Protein Expression and Purification:

BL21 (DE3) pLysS E. coli were transformed with a 6xHisSUMO-PRPS1 wild type or mutant construct generated via Gibson Assembly (primers can be found in a Supplementary Data Table 1) on a pSMT3-Kan vector53 and were grown at 37°C in Luria broth until an OD600 of 0.6–0.8 was reached. Cultures were shifted to 16°C, induced with 1 mM IPTG, and grown overnight. Cells were pelleted stored at −20°C. For purification, pellets were resuspended in lysis buffer (50 mM HEPES pH 8, 400 mM NaCl, 75 mM Imidazole pH 8, 5% v/v glycerol, 5 mM 2-Mercaptoethanol, supplemented with Roche Protease Inhibitor Tablets) and lysed using an Emulsiflex-05 homogenizer. Lysate was cleared by centrifugation and the protein was purified by nickel affinity chromatography (Thermo Scientific HisPur Ni-NTA Resin). After applying cleared lysate to the resin on-column, the resin was washed (50 mM HEPES pH 8, 400 mM NaCl, 75 mM Imidazole pH 8, 5% v/v glycerol, 1 mM DTT) and eluted with wash buffer supplemented with an imidazole step gradient (imidazole concentrations: 0.2 M, 0.3 M, 0.5 M, 0.7 M). Eluted fractions were then incubated with Ulp1 (1:100 Ulp1:PRPS), concentrated (Millipore Amicon Ultra 10K MWCO), and further purified by size exclusion chromatography using a Äkta Pure system (Cytiva Life Sciences) and a pre-equilibrated, GE Superdex 200 gel filtration column (50 mM HEPES pH 8, 400 mM NaCl, 5% v/v glycerol, 1 mM DTT). Peak fractions were concentrated (Amicon Ultra 10K MWCO), snap frozen with liquid nitrogen, and stored at −80.

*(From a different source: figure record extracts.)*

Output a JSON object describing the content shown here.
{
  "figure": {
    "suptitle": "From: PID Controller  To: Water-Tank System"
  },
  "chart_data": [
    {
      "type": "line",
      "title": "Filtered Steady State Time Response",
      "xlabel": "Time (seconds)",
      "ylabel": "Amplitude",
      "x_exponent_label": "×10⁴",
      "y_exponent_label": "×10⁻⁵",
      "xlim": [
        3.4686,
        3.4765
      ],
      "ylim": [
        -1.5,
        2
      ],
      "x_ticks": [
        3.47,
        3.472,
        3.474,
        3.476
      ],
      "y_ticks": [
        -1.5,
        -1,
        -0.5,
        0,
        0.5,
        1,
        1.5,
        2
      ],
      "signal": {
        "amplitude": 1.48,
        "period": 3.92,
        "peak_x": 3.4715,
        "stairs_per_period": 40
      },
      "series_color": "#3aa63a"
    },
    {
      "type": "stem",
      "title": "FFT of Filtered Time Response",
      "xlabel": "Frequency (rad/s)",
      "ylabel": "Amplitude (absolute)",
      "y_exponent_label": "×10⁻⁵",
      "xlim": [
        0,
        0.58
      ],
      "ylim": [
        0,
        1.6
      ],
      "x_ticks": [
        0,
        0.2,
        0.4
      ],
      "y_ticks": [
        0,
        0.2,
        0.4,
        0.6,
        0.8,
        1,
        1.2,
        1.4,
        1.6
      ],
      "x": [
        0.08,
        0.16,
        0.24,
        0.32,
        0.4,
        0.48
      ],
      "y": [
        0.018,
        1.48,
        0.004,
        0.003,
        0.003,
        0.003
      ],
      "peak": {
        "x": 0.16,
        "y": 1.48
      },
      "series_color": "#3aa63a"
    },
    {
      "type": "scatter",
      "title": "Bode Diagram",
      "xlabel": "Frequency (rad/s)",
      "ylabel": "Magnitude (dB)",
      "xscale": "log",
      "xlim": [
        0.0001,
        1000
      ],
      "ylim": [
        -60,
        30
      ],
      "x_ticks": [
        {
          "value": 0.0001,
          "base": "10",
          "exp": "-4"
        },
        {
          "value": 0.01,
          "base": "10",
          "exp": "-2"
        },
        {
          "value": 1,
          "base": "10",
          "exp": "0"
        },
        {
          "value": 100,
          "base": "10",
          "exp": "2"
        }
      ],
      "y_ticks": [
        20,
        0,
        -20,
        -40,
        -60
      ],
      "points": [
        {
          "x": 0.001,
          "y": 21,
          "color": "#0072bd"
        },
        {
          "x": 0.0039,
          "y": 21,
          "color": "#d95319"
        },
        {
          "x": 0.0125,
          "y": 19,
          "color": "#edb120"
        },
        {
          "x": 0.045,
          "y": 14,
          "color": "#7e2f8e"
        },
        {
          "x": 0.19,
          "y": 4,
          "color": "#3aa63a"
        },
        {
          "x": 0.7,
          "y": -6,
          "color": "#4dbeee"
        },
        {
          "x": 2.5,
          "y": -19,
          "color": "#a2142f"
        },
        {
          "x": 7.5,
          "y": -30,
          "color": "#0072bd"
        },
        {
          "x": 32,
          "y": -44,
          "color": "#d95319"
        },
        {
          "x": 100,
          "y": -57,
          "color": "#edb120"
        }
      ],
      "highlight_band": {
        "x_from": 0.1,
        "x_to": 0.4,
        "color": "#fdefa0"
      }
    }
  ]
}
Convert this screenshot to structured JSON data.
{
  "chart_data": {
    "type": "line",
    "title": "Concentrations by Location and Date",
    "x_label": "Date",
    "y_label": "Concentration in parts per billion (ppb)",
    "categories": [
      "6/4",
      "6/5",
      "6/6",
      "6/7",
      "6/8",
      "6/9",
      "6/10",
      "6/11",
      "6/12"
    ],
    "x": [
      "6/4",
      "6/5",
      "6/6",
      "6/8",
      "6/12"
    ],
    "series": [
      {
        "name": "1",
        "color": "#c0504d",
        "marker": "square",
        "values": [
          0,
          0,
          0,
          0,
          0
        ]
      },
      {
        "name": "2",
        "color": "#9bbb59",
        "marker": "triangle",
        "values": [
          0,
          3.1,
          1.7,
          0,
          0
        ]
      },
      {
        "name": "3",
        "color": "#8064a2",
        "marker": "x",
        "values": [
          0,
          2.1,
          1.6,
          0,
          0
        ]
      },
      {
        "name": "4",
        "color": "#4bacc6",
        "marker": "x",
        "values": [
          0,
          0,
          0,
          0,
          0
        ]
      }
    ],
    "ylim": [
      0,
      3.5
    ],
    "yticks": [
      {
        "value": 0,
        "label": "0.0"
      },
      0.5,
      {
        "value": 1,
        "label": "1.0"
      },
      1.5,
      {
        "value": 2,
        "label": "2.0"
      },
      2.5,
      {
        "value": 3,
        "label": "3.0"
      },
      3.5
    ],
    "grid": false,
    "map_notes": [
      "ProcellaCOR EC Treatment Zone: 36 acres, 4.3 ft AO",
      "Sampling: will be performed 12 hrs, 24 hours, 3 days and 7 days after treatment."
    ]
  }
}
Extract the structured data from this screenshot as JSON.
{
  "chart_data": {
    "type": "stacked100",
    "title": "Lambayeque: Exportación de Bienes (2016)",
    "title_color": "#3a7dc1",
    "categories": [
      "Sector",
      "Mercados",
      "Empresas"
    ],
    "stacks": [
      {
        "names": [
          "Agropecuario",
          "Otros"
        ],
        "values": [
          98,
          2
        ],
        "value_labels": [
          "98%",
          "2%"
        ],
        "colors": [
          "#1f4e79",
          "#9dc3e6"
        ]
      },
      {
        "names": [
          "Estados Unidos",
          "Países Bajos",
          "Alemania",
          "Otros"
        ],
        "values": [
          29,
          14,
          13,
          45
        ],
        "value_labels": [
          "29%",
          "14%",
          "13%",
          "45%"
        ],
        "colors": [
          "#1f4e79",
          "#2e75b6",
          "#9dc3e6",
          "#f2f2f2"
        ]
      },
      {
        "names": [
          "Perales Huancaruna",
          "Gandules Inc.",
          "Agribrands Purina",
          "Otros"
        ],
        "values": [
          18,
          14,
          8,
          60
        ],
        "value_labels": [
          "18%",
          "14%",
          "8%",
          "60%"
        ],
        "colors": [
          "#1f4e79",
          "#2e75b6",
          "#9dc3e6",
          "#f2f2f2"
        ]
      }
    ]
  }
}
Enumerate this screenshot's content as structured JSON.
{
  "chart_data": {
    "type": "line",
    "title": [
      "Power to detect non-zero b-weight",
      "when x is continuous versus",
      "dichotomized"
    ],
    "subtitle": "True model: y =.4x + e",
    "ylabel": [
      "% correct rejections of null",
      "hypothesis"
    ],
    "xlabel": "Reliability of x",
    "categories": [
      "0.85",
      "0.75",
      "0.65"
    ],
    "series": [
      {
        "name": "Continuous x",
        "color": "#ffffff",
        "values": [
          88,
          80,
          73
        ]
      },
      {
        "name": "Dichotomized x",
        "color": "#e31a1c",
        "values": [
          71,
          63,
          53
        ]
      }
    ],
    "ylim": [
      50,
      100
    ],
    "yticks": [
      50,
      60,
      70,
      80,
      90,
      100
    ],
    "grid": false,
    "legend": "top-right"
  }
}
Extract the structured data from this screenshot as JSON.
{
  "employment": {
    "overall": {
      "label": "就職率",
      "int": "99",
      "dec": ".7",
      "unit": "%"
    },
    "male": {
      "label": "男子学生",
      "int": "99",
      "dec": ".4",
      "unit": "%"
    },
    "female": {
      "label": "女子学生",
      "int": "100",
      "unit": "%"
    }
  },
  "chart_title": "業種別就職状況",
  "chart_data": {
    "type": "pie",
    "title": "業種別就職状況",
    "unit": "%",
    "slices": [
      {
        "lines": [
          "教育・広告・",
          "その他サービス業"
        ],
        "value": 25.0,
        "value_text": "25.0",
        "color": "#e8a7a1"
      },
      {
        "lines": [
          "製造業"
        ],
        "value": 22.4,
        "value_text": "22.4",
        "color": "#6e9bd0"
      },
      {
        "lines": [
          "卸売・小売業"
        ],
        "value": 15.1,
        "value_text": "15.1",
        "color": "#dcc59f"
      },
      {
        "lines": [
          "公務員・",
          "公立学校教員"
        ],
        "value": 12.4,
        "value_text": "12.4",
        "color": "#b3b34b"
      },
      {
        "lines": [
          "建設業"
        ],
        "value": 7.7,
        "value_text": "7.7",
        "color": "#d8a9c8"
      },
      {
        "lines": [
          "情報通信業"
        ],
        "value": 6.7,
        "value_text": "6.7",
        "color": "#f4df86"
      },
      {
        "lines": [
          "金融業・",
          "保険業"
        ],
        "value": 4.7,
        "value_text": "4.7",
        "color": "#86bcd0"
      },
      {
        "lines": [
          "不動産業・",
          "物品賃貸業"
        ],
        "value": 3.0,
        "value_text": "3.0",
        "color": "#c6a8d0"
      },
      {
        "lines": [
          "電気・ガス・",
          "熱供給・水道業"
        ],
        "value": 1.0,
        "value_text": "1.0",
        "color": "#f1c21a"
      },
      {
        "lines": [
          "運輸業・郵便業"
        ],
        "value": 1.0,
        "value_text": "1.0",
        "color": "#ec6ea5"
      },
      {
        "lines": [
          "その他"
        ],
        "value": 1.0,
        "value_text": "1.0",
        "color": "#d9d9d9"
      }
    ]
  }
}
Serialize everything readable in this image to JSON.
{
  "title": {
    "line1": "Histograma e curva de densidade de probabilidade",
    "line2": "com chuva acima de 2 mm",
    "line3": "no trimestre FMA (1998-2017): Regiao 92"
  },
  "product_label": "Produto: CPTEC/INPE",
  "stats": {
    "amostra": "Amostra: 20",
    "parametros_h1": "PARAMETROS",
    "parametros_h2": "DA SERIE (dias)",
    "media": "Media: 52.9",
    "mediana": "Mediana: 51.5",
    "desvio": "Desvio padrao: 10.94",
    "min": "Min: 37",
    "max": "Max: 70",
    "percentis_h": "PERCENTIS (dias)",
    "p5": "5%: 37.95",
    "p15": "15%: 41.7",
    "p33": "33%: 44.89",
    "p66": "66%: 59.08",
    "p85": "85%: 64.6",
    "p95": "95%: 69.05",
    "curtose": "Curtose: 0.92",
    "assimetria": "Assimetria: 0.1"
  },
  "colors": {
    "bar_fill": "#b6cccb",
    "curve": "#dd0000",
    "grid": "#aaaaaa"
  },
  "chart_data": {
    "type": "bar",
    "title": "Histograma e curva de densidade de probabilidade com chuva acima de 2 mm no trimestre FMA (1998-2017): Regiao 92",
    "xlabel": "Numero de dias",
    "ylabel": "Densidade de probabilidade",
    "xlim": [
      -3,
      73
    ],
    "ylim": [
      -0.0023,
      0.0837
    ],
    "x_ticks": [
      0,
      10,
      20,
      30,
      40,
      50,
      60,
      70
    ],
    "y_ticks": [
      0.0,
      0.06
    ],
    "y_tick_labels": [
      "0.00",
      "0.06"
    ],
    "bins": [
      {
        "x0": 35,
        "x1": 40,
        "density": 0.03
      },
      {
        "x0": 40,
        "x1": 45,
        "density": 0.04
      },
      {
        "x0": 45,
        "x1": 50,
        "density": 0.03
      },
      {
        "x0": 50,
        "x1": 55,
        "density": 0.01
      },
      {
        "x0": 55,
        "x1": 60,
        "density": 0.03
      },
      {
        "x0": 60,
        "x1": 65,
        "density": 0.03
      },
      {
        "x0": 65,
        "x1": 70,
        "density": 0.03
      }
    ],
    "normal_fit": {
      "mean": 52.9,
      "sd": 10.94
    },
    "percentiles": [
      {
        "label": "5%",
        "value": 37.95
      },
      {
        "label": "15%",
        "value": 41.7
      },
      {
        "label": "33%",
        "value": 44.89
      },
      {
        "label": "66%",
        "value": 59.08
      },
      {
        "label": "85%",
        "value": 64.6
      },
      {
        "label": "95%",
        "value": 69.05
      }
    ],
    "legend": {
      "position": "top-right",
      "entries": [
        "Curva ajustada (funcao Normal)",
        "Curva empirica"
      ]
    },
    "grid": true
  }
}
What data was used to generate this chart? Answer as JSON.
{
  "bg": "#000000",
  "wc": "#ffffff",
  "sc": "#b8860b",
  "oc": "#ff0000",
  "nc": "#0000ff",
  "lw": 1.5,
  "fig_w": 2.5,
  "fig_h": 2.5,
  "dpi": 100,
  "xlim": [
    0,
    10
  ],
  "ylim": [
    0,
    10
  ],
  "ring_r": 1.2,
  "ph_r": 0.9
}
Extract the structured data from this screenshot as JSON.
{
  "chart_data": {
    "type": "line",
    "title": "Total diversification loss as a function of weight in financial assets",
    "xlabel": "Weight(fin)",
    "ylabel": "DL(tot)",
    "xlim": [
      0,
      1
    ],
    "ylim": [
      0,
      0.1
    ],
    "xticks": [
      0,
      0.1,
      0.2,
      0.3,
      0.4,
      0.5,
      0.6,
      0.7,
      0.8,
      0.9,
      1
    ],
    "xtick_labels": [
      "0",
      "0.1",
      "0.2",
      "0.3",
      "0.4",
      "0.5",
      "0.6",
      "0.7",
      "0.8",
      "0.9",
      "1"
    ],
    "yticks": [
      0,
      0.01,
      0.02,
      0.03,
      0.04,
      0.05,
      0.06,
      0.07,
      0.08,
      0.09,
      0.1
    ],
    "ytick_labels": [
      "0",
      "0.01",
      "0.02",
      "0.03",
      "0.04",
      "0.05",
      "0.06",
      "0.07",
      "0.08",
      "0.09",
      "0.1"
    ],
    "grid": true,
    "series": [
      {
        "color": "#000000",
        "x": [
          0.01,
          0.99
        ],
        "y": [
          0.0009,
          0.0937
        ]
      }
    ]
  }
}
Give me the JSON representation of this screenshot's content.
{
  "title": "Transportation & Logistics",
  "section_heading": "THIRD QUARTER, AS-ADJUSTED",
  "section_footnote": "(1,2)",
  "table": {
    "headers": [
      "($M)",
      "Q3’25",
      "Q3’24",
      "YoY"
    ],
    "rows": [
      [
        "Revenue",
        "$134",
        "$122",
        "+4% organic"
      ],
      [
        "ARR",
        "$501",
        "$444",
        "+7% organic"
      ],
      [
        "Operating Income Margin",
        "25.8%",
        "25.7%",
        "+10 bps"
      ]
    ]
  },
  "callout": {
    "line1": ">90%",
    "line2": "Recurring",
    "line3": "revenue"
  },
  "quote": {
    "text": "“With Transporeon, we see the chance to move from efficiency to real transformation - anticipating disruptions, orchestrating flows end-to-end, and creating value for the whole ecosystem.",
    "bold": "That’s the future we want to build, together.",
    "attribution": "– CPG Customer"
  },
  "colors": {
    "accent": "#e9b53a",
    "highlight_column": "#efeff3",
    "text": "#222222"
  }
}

Analytical Size Exclusion Chromatography:

Purified wild type or mutant protein from a frozen stock was diluted to 30 uM in buffer for phosphate replete conditions (50 mM Potassium Phosphate pH 7.6, 6 mM MgCl2, 0.1 mM EDTA, 1 mM DTT) and for comparisons with or without phosphate (50 mM HEPES pH 7.6, 100 mM KCl, 6 mM MgCl2, 0.1 mM EDTA, 1 mM DTT, and +/− 50 mM Potassium Phosphate pH 7.6). Proteins or standards (Bio-Rad Gel Filtration Standards, 150 uL) were loaded onto a GE Superose 6 Increase 10/300 GL column using and AKTA Pure and run using manufacturer’s instructions. Curves were exported from Unicorn (Cytiva Life Sciences) and plotted in RStudio (v1.4.1103).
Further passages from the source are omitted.